Investigation of structure–activity relationship: In silico studies of [1, 2, 4]triazolo[4, 3-a]pyridine ureas as P38 kinase inhibitors

Abstract

P38 kinases are the members of serine/threonine kinases family and play a vital role in the progression of inflammation. In the past two decades, numerous p38 kinase inhibitors have been reported, and few of them have failed in clinical trials. Recently, some of the p38 kinase inhibitors have entered in clinical trials for the treatment of Alzheimer’s disease. A potential opportunity exists for medicinal chemistry for the discovery of potent and safe p38 kinase inhibitors.
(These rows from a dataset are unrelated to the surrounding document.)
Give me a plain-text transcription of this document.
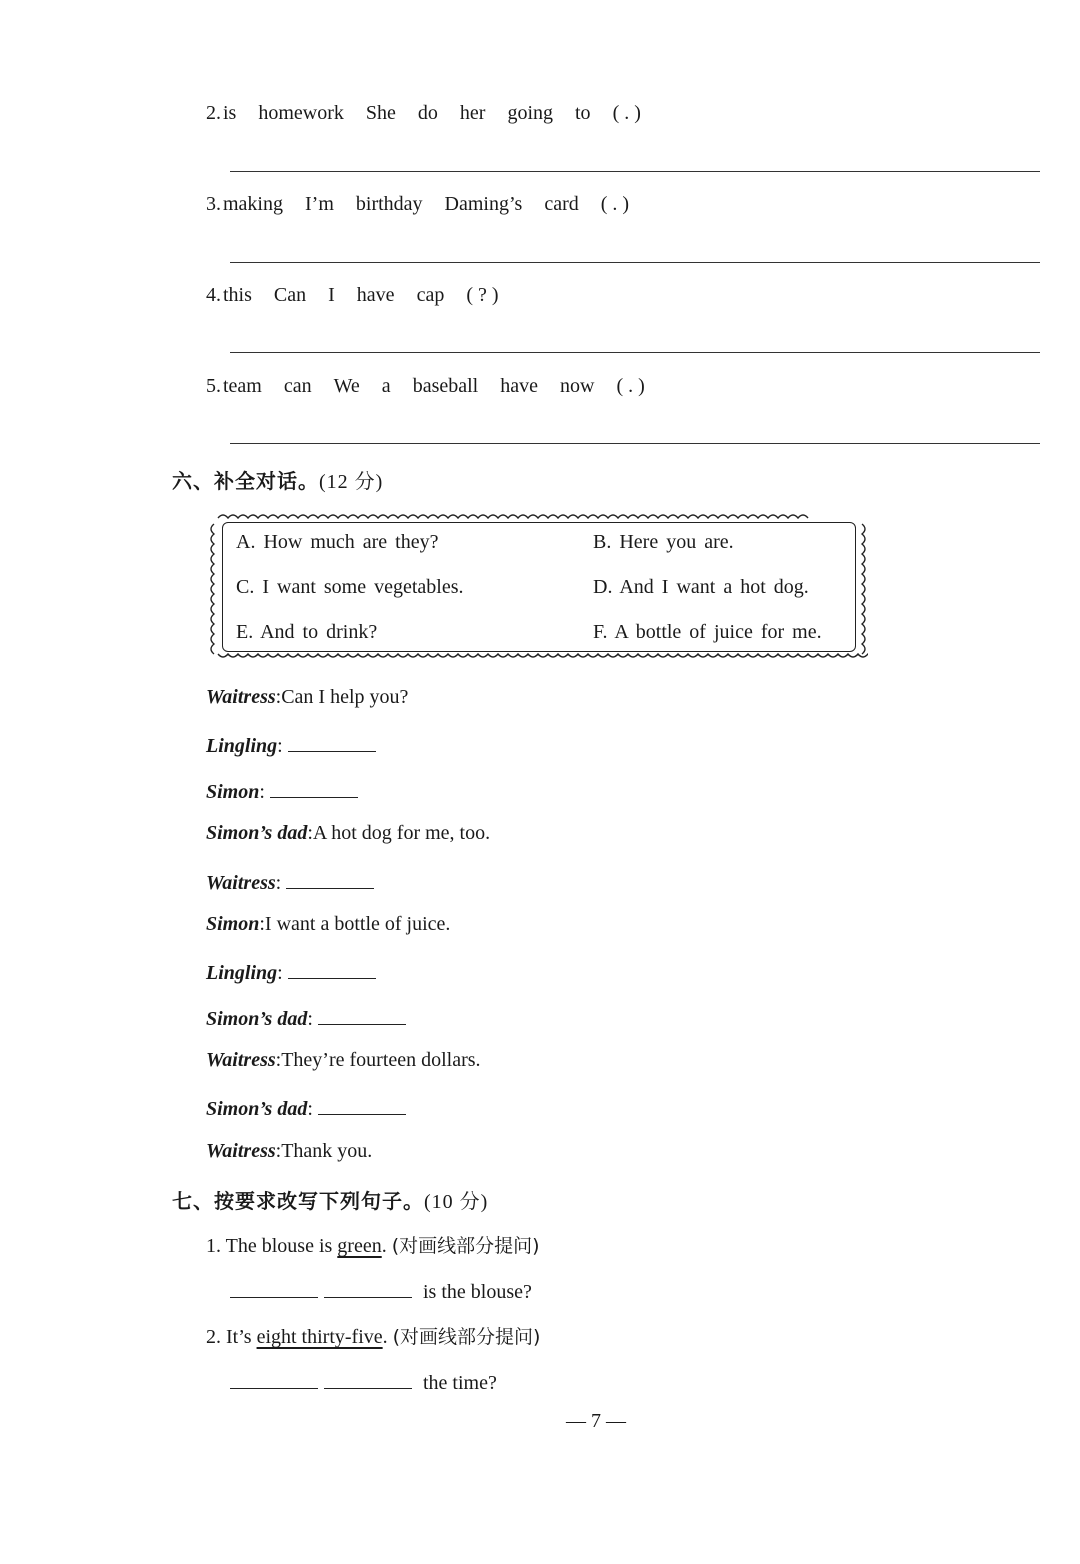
2. is homework She do her going to ( . )
3. making I’m birthday Daming’s card ( . )
4. this Can I have cap ( ? )
5. team can We a baseball have now ( . )
六、补全对话。(12 分)
A. How much are they?	B. Here you are.
C. I want some vegetables.	D. And I want a hot dog.
E. And to drink?	F. A bottle of juice for me.
Waitress:Can I help you?
Lingling:
Simon:
Simon’s dad:A hot dog for me, too.
Waitress:
Simon:I want a bottle of juice.
Lingling:
Simon’s dad:
Waitress:They’re fourteen dollars.
Simon’s dad:
Waitress:Thank you.
七、按要求改写下列句子。(10 分)
1. The blouse is green. (对画线部分提问)
is the blouse?
2. It’s eight thirty-five. (对画线部分提问)
the time?
— 7 —
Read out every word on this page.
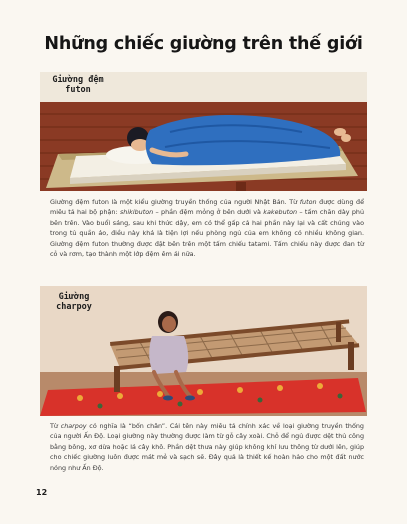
Những chiếc giường trên thế giới
Giường đệm
futon

Giường đệm futon là một kiểu giường truyền thống của người Nhật Bản. Từ futon được dùng để miêu tả hai bộ phận: shikibuton – phần đệm mỏng ở bên dưới và kakebuton – tấm chăn dày phủ bên trên. Vào buổi sáng, sau khi thức dậy, em có thể gấp cả hai phần này lại và cất chúng vào trong tủ quần áo, điều này khá là tiện lợi nếu phòng ngủ của em không có nhiều không gian. Giường đệm futon thường được đặt bên trên một tấm chiếu tatami. Tấm chiếu này được đan từ cỏ và rơm, tạo thành một lớp đệm êm ái nữa.

Giường
charpoy

Từ charpoy có nghĩa là “bốn chân”. Cái tên này miêu tả chính xác về loại giường truyền thống của người Ấn Độ. Loại giường này thường được làm từ gỗ cây xoài. Chỗ để ngủ được dệt thủ công bằng bông, xơ dừa hoặc lá cây khô. Phần dệt thưa này giúp không khí lưu thông từ dưới lên, giúp cho chiếc giường luôn được mát mẻ và sạch sẽ. Đây quả là thiết kế hoàn hảo cho một đất nước nóng như Ấn Độ.

12
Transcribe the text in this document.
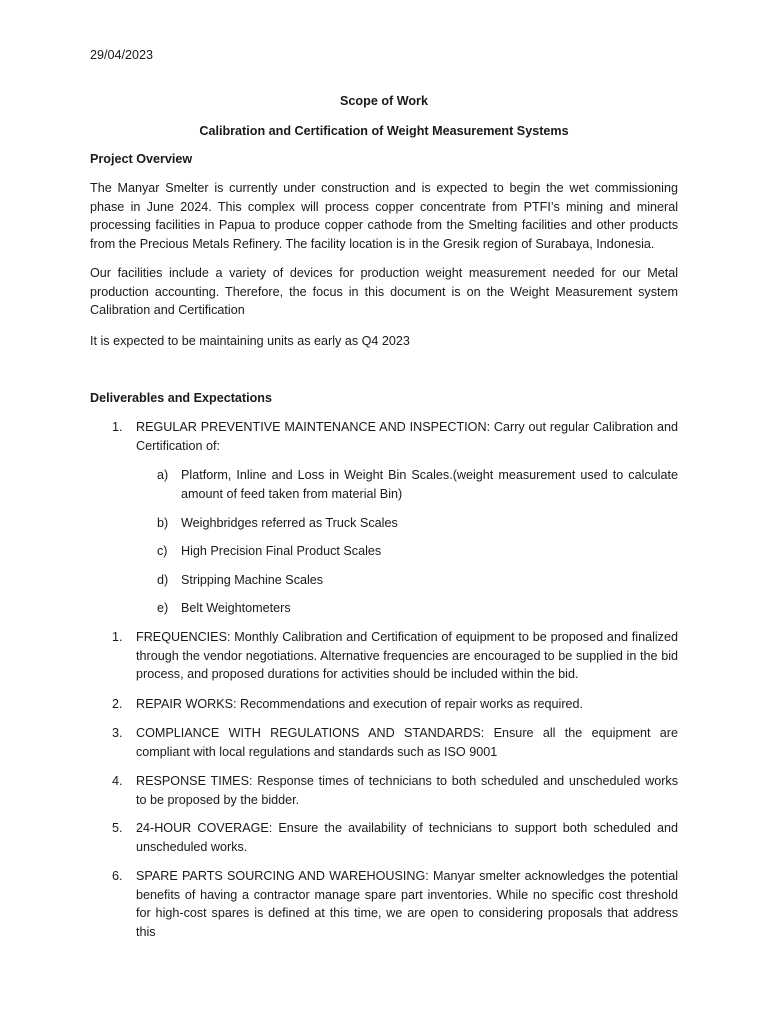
29/04/2023
Scope of Work
Calibration and Certification of Weight Measurement Systems
Project Overview
The Manyar Smelter is currently under construction and is expected to begin the wet commissioning phase in June 2024. This complex will process copper concentrate from PTFI’s mining and mineral processing facilities in Papua to produce copper cathode from the Smelting facilities and other products from the Precious Metals Refinery. The facility location is in the Gresik region of Surabaya, Indonesia.
Our facilities include a variety of devices for production weight measurement needed for our Metal production accounting. Therefore, the focus in this document is on the Weight Measurement system Calibration and Certification
It is expected to be maintaining units as early as Q4 2023
Deliverables and Expectations
1. REGULAR PREVENTIVE MAINTENANCE AND INSPECTION: Carry out regular Calibration and Certification of:
a) Platform, Inline and Loss in Weight Bin Scales.(weight measurement used to calculate amount of feed taken from material Bin)
b) Weighbridges referred as Truck Scales
c) High Precision Final Product Scales
d) Stripping Machine Scales
e) Belt Weightometers
1. FREQUENCIES: Monthly Calibration and Certification of equipment to be proposed and finalized through the vendor negotiations. Alternative frequencies are encouraged to be supplied in the bid process, and proposed durations for activities should be included within the bid.
2. REPAIR WORKS: Recommendations and execution of repair works as required.
3. COMPLIANCE WITH REGULATIONS AND STANDARDS: Ensure all the equipment are compliant with local regulations and standards such as ISO 9001
4. RESPONSE TIMES: Response times of technicians to both scheduled and unscheduled works to be proposed by the bidder.
5. 24-HOUR COVERAGE: Ensure the availability of technicians to support both scheduled and unscheduled works.
6. SPARE PARTS SOURCING AND WAREHOUSING: Manyar smelter acknowledges the potential benefits of having a contractor manage spare part inventories. While no specific cost threshold for high-cost spares is defined at this time, we are open to considering proposals that address this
In view of this challenging opportunity, the present manuscript is aimed towards development of a 3D quantitative structure–activity relationship (QSAR) model and the docking and dynamic simulation studies. A statistically robust 3D QSAR model was developed by employing 21 training set molecules which is attributed with appreciating cross-validation coefficient (q2) of 0.0.6269 and conventional correlation coefficient (r2) of 0.8783 respectively. The predicted correlation coefficient (r2 pred) was found to be 0.8644 and standard error of 0.3331. The molecular docking analysis of all the p38 kinase inhibitors revealed that the analogs were well docked into the DFG (Asp-Phe-Gly motif) out pocket of p38 kinase and exhibited hydrogen bond interactions with Asp186 and Lys71. Extension of docking studies to the molecular dynamics simulation study informed that the ligand displayed the strong conformational stability within the active site of p38 kinase forming maximum two hydrogen bonds until 100 ns respectively.